Jack hörte ein Scharren und schaute über seine Schulter. Marina war gekommen. »Alles ist aufgeräumt. Geht’s euch gut hier draußen?«

»Prima«, sagte Jack.

»Ich wollte mit Patricia einkaufen gehen. Ist das in Ordnung?«

Jack wandte sich an Bernardo. »Was sagst du?«

Bernardo zuckte die Achseln. »Das Geschäftsviertel wird bewacht. Überall Armee und Polizei. Ihnen wird nichts passieren.«

»Okay«, sagte Jack. »Aber bleibt da, wo Patricia sich auskennt. Treibt euch nicht irgendwo herum.«

»Machen wir nicht.« Marina gab Jack einen Kuss auf die Wange und verschwand.

Jack seufzte. »Und es ist da wirklich sicher?«

»So sicher wie überall heutzutage.«

Bernardo trank das zweite Bier aus und griff zur dritten Flasche. Die goldene Flüssigkeit fing das Licht ein, und Jack verspürte Durst. »Ich hol mir was anderes zu trinken«, sagte er.

»Klar. Ich halte dir den Platz frei, keine Sorge.«

Im Wohnzimmer traf er auf Marina und Patricia, die gerade gehen wollten. »Bis später«, sagte Marina.

»Wie lange seid ihr weg?«

»Ein paar Stunden.«

»Gut. Denk daran, was ich gesagt habe.«

»Mit mir ist sie sicher«, sagte Patricia.

»Ich verlass mich drauf. Viel Spaß.«

Reina saß in der Küche an dem großen Tisch vor einem aufgeschlagenen Buch und hatte immer noch die Schürze umgebunden. Sie sah auf. Sie und Jack sprachen Spanisch miteinander. Bernardo und Patricia sprachen fließend Englisch, auch die Kleinen konnten sich unterhalten, doch Reina hatte die Sprache nie gelernt. »Hallo, Jack. Ist alles in Ordnung?«

»Ich wollte bloß fragen, ob du ein bisschen limonada oder so hast. Da draußen ist es trocken.«

»Natürlich.«

Der Kühlschrank war klein und alt. Reina holte einen Plastikkrug heraus und schenkte Limonade in ein Konservenglas, das als Trinkbecher diente. Jack hatte keine Angst, für ihn war mexikanisches Wasser genauso gut wie das aus seinem eigenen Hahn. »Danke«, sagte er.

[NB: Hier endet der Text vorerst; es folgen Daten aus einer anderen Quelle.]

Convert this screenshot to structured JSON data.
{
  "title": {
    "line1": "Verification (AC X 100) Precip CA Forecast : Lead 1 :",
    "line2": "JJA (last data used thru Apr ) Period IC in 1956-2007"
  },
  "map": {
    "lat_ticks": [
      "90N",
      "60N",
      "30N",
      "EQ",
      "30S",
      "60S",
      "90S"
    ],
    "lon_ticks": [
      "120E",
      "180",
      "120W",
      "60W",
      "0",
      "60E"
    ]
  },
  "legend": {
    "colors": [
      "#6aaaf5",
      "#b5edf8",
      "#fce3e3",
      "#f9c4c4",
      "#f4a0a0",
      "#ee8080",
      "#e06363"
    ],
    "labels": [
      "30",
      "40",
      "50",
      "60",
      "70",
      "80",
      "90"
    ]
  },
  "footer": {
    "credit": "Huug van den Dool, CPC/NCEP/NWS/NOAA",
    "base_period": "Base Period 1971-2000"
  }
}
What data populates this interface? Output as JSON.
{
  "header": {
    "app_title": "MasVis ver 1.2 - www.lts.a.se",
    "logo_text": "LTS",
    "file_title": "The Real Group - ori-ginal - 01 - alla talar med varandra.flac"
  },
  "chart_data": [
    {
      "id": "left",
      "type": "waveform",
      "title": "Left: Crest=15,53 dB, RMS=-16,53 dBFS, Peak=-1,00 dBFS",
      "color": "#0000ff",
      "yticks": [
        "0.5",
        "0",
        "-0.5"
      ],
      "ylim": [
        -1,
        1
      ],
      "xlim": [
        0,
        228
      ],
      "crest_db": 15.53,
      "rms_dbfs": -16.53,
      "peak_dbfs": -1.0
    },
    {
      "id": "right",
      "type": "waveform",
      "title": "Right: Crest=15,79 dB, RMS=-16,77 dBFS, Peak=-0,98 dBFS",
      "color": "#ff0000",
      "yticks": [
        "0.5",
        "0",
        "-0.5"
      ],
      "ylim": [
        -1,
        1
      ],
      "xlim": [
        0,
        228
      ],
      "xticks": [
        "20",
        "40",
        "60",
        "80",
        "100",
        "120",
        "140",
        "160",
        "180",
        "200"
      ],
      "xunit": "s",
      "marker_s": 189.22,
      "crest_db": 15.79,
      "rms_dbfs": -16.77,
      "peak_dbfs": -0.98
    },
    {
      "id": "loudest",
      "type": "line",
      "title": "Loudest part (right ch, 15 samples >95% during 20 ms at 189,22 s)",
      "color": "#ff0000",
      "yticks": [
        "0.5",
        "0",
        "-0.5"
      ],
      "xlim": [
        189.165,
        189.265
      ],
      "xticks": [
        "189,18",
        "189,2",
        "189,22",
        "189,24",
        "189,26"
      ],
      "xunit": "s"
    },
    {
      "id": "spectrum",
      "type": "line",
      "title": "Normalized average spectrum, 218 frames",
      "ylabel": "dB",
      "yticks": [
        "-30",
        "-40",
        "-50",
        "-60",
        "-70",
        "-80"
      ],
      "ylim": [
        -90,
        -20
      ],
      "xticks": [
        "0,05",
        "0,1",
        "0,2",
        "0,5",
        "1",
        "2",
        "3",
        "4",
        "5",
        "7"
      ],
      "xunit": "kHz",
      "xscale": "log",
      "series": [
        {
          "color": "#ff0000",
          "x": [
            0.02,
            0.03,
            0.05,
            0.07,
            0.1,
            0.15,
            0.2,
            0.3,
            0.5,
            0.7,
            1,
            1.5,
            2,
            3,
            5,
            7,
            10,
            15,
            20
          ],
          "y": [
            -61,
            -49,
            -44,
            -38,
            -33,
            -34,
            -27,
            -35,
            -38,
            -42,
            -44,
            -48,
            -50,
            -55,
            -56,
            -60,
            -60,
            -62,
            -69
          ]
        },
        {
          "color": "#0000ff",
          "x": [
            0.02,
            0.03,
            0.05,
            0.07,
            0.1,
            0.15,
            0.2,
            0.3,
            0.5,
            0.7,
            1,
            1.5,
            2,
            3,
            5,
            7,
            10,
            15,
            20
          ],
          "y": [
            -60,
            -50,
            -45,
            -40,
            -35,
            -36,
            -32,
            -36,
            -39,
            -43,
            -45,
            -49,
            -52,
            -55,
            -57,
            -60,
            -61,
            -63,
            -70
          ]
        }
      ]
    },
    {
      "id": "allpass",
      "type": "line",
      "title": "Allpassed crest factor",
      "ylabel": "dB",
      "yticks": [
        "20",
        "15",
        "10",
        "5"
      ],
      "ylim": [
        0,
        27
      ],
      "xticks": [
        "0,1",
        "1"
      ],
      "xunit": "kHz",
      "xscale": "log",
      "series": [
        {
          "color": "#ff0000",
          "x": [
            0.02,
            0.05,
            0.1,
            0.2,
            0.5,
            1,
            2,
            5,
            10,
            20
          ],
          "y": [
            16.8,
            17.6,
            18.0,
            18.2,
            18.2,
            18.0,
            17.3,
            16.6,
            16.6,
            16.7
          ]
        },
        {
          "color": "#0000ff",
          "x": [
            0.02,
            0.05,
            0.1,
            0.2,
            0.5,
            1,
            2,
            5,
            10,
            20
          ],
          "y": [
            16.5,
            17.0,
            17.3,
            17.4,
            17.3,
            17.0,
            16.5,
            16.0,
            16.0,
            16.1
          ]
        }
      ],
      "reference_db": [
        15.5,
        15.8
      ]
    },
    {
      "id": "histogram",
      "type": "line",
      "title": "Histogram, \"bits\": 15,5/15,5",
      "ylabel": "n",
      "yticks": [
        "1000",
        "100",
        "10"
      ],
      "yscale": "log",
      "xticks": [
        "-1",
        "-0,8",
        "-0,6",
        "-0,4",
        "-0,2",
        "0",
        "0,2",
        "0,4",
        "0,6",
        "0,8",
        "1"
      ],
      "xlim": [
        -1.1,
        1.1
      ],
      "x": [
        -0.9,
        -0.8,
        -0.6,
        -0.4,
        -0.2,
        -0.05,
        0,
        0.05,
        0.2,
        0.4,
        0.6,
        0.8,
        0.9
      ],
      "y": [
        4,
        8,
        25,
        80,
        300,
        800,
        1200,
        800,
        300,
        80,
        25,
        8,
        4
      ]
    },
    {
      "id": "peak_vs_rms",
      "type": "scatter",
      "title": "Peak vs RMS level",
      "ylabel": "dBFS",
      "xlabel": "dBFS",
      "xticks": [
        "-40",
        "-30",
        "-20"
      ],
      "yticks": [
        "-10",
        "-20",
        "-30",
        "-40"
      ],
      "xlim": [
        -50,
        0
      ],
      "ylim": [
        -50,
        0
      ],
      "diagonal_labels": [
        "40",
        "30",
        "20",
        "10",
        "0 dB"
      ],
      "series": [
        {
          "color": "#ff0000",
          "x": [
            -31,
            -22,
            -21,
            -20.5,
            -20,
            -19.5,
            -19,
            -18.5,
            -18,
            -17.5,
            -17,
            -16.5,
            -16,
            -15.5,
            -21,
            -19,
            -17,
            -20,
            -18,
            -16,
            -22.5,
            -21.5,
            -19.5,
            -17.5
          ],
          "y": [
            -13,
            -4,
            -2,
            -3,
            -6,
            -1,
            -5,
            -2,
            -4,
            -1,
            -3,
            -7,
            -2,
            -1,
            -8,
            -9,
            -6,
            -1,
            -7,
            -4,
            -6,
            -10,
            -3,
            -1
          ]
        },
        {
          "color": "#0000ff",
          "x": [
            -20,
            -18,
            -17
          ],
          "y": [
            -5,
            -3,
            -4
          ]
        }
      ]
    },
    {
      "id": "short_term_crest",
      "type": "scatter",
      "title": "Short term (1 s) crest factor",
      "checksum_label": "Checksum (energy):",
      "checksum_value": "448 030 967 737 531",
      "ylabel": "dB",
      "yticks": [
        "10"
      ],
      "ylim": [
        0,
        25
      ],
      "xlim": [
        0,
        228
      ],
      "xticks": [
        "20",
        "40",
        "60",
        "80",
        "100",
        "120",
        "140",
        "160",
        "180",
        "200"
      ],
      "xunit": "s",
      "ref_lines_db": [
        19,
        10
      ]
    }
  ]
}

»Ist Bernardo schon betrunken?«, fragte Reina.

»Vielleicht ein bisschen«, sagte Jack.

»Ich sage ihm immer, er soll sich ein Beispiel an dir nehmen und weniger trinken. Aber er hört nicht auf mich.«

»Es ist bei ihm was anderes als bei mir«, sagte Jack.

»Jack, wer so gelitten hat wie du, hätte leicht diesen Weg nehmen können.«

»Vielleicht.«

»Du warst stark und bist da rausgekommen.« Reina trat zu ihm und legte ihm eine Hand auf den Arm. Sie war eine kleine Frau, viel kleiner als er, doch sie hatte eine Unbeugsamkeit an sich, die sie größer und stärker erscheinen ließ. »Du hättest die Mädchen niemals im Stich gelassen. Ich habe dir das nie gesagt, aber ich habe es gewusst. Jedes Mal, wenn ich dich und die Mädchen sehe, danke ich Gott, dass Er dich zu Vilma geschickt hat. Ihr seid immer in meinen Gebeten.«

Er spürte, dass ihm heiß wurde, doch er entzog sich nicht. »Ich bin froh, dass jemand für mich betet«, sagte er schließlich. »Ich brauche jede Hilfe, die ich kriegen kann.«

Vielleicht sah Reina es seinem Gesicht an oder spürte es durch die Berührung, denn sie nahm ihre Hand weg und trat einen Schritt zurück. »Es ist immer schön, wenn du hier bist, Jack«, sagte sie.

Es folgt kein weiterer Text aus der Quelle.